European Parliament adopts resolution on attacks against minorities in Indonesia
New Malden, United Kingdom, July 8 (ENInews)--The European Parliament
adopted a resolution on human rights in Indonesia on 7 July, making reference
to attacks on religious minorities such as Christians and the Ahmadiyya
Muslim community, according to a news release from Christian Solidarity
The move by the European Parliament follows a resolution in the UK
Parliament, a letter of concern signed by members of Congress in the US, and a
resolution in the Swedish Parliament, all highlighting the violent persecution
of minorities in Indonesia, said the release.
The European Parliament resolution expresses "grave concern at the
incidents of violence against religious minorities, particularly Ahmadi Muslims,
Christians, Baha'is and Buddhists...at the local blasphemy, heresy and
religious defamation by-laws, which are open to misuse, and at the 2008 Joint
Ministerial Decree prohibiting the dissemination of Ahmadiyya Muslim
teachings," calling on the Indonesian authorities to "repeal or revise them."

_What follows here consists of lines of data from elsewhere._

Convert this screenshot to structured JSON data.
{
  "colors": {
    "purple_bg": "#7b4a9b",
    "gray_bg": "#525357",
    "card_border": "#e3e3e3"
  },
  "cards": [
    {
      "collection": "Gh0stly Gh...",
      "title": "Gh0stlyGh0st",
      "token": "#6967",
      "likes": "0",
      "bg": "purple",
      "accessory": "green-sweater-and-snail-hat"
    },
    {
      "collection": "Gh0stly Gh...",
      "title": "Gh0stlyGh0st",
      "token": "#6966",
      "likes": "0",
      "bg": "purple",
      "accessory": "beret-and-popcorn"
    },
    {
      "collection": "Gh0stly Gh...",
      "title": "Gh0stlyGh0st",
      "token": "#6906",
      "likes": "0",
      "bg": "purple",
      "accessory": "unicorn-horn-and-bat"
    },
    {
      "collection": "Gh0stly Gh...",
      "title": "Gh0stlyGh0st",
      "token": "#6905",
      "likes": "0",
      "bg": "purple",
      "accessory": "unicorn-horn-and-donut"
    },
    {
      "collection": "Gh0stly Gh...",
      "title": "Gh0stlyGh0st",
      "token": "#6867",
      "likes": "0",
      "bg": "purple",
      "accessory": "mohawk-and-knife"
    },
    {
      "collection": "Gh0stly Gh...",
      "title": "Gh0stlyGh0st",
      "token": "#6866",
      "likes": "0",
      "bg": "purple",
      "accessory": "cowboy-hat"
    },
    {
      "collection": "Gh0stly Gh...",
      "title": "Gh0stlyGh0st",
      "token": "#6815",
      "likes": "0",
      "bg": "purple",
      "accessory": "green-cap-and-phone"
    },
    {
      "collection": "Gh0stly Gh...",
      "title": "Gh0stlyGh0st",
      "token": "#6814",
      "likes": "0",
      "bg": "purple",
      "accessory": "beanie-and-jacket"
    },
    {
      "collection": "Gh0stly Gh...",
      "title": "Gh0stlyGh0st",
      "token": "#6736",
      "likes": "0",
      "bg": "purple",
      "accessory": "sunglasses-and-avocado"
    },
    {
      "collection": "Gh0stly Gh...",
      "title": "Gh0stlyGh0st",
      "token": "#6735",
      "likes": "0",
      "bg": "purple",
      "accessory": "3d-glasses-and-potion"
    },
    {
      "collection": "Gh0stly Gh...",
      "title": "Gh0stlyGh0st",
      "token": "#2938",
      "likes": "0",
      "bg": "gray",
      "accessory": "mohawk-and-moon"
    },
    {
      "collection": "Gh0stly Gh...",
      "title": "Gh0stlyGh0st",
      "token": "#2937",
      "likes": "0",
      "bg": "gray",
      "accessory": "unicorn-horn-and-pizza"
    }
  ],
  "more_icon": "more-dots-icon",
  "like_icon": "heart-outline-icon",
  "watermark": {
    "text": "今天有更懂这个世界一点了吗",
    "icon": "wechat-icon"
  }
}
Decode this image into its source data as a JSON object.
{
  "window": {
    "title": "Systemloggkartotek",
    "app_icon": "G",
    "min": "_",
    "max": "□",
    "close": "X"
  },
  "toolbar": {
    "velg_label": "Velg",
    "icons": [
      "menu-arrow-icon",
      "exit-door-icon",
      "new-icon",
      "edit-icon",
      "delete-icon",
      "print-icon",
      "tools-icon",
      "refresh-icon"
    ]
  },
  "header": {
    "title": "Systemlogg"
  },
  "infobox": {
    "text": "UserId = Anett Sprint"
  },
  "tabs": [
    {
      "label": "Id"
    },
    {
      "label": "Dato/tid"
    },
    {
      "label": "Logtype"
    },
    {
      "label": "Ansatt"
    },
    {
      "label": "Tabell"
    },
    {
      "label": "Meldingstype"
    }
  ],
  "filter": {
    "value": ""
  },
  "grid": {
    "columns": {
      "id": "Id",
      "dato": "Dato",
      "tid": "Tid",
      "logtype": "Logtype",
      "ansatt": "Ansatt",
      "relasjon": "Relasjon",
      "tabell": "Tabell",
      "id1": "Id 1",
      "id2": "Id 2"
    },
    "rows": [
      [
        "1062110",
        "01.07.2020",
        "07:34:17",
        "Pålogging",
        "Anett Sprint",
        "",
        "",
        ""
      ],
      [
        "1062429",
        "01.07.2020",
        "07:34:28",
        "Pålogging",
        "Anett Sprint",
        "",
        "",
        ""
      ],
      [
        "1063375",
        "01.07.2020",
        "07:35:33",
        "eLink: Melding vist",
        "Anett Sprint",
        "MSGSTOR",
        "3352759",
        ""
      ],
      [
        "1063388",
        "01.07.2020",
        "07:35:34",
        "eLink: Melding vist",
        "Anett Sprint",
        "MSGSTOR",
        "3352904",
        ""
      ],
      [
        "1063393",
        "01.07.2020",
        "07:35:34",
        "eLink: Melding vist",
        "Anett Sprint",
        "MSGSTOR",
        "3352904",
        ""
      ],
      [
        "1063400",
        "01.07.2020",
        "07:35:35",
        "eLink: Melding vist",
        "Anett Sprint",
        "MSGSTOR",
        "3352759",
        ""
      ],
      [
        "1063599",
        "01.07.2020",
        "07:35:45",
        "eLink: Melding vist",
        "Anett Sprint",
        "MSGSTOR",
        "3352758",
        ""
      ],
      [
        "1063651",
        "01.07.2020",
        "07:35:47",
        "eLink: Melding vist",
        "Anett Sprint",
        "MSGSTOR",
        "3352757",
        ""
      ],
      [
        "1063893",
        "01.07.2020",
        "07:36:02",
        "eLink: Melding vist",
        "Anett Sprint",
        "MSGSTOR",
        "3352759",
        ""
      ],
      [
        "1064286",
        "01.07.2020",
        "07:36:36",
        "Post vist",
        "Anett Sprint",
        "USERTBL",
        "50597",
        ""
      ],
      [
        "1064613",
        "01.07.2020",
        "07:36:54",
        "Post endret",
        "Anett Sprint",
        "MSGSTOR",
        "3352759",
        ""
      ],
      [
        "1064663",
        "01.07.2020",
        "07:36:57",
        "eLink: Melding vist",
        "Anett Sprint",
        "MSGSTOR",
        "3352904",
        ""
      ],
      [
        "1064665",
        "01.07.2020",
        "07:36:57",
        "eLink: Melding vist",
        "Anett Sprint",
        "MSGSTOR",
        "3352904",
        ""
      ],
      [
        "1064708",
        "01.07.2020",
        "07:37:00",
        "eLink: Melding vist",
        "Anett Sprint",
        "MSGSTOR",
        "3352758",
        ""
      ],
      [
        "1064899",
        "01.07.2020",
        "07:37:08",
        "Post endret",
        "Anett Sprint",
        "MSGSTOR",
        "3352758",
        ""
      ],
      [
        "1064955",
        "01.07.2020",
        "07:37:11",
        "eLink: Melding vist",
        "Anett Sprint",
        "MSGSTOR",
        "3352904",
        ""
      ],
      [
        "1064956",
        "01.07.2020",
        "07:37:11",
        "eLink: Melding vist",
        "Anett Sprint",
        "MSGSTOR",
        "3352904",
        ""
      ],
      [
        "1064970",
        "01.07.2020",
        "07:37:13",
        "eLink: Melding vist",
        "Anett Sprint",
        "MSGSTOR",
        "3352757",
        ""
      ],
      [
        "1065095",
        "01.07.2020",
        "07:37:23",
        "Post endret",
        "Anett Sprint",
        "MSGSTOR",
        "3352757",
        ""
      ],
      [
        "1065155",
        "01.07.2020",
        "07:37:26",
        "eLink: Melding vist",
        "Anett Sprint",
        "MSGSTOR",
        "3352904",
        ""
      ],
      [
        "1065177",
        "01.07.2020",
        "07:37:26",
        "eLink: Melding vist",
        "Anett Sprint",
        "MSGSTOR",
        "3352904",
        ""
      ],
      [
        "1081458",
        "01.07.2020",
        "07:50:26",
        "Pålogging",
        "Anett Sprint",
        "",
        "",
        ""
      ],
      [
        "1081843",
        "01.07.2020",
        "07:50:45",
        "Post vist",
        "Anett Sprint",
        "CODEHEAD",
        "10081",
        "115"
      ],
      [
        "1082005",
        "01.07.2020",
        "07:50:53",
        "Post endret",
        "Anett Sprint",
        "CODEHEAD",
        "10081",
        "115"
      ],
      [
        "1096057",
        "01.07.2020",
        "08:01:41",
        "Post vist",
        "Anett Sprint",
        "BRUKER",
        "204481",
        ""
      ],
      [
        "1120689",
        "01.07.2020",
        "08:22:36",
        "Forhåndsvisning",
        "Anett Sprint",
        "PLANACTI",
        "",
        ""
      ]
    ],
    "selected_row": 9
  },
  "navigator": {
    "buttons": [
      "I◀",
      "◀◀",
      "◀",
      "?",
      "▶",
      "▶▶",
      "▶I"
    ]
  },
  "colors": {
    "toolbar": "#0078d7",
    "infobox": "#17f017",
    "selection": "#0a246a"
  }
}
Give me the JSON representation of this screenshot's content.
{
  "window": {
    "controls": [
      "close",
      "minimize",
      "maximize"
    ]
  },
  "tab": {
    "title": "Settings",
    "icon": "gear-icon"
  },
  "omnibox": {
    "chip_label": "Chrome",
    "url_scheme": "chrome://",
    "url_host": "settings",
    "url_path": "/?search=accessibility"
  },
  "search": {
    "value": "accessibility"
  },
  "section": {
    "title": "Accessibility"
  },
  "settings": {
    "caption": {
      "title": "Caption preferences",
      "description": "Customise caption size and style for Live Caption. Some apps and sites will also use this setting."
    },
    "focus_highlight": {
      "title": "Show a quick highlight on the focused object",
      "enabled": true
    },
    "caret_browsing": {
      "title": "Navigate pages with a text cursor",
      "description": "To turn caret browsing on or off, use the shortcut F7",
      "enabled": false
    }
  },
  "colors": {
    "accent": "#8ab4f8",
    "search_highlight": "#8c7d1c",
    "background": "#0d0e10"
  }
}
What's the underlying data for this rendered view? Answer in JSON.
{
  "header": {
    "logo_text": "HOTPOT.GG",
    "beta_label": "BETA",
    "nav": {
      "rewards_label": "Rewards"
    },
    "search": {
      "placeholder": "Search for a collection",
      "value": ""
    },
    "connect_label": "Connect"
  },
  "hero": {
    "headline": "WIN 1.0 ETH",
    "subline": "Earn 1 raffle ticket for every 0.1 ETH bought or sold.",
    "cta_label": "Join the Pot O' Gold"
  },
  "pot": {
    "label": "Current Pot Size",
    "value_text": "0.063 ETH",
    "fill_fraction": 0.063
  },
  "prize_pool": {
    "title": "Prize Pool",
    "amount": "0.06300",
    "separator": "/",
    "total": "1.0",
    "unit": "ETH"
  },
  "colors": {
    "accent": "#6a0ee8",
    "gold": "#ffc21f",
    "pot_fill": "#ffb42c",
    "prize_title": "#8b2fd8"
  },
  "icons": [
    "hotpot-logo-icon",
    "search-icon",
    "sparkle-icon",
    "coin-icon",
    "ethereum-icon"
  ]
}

According to the release, the resolution also applauds the work of civil
society groups in Indonesia, including Muslim, Christian and secular think
tanks, human rights organizations and counter-extremism organizations
promoting religious freedom and human rights, and pledges support for those
"actively promoting democracy, tolerance and peaceful co-existence between
different ethnic and religious groups."
Mitro Repo, a Finnish member of the European Parliament, said "While
Indonesia's national ideology, 'Pancasila,' has been a great example of
enshrining pluralism, cultural harmony, religious freedom and social justice, there
is a deep concern that the blasphemy, heresy and religious defamation
by-laws are open to misuse. Such laws do not have a place in a state that truly
respects human rights and engages in an open dialogue with its civil
society." He added, "Indonesia should be open to cooperation with the
international community so that emerging problems can be preempted."